There’s another cruelty in this experience—self-pity. The phrase itself is laced with judgment, implying weakness, indulgence, even manipulation. Society is quick to dismiss those who dwell in grief, who mourn the life they’ve lost. But what if self-pity is not a flaw, but a necessary act of survival? What if it is the only space where we are allowed to fully acknowledge the magnitude of our loss?
I feel pity for what I have lost. For the parent, the partner, the friend I had hoped to be. For the life that slipped through my hands without me even realising it was gone. That grief, that pity, is not weakness. It is truth. And it deserves to be honoured, not shamed.

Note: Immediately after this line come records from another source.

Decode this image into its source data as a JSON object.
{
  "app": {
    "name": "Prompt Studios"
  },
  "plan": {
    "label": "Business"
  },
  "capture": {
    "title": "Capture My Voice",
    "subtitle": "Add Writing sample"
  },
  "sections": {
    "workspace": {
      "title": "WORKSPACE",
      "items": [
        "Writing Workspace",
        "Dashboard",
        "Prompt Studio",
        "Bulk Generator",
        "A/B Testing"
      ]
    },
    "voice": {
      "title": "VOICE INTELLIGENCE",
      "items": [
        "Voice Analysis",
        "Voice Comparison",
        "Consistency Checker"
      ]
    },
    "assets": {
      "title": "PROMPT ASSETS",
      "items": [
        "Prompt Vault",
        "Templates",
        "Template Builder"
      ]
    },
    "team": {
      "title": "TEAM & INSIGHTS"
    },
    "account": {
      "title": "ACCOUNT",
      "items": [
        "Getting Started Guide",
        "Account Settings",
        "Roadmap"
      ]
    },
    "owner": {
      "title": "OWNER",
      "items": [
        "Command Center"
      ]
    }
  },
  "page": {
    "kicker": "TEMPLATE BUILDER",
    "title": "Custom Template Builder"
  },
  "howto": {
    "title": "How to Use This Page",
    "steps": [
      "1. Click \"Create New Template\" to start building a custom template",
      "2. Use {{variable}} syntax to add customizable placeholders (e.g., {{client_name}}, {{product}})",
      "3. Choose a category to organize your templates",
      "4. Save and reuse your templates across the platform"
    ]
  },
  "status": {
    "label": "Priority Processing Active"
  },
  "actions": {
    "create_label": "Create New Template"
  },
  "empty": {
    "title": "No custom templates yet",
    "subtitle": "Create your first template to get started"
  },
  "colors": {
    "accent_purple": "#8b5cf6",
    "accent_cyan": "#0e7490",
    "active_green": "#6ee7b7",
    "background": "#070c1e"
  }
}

What we need is not judgment, not punishment, but compassion. A society that values its disabled and chronically ill members is a society that thrives. When we are supported, when systems are built to include us rather than exclude us, we can contribute in meaningful and powerful ways. But when we are cut off, when benefits are slashed and support is denied, we are left stranded—fighting not just our own bodies, but a world that refuses to see us.
Grief never fully leaves those who live with chronic illness. Like an involuntary declutter, it strips us bare, leaving us to navigate the vast, unfamiliar space that remains. Over time, we fill that space with new skills, new hopes, and new ways of being. But we never forget what was lost.
The UK’s proposed benefit cuts threaten to strip away even that hard-won space, leaving us to fight for survival in a system that sees us as expendable. We deserve better. We deserve a society that recognises our worth, that adapts to our needs, and that refuses to let us disappear into the margins.
We are not ghosts. We are here. And we are fighting to be seen.
with love
E xxx
Brilliant Emma, thank you. I think that the two great enemies of coping with Parkinson's are hope and fear. And that the only way to meet the challenge is to take each moment as it comes. We've all heard that, we all acknowledge that it's true, and we all know how goddamn difficult it is to actually put that into practice. Thank you for letting your hair down and ranting this honest rant, which has reminded me that sometimes there is no shame in complaining. We sure do have something to complain about! Although, and here's where it gets tricky for me, I have to always remind myself that I could be in the same physical situation, but find myself in Gaza, Ukraine, Sudan, or any number of places where I don't honestly know if I could even handle the present moment. Anyhow, carry on kindred spirit. I love your writing.
Somehow it's always a surprise when the grief comes back to me. I thought I would get used to it over time.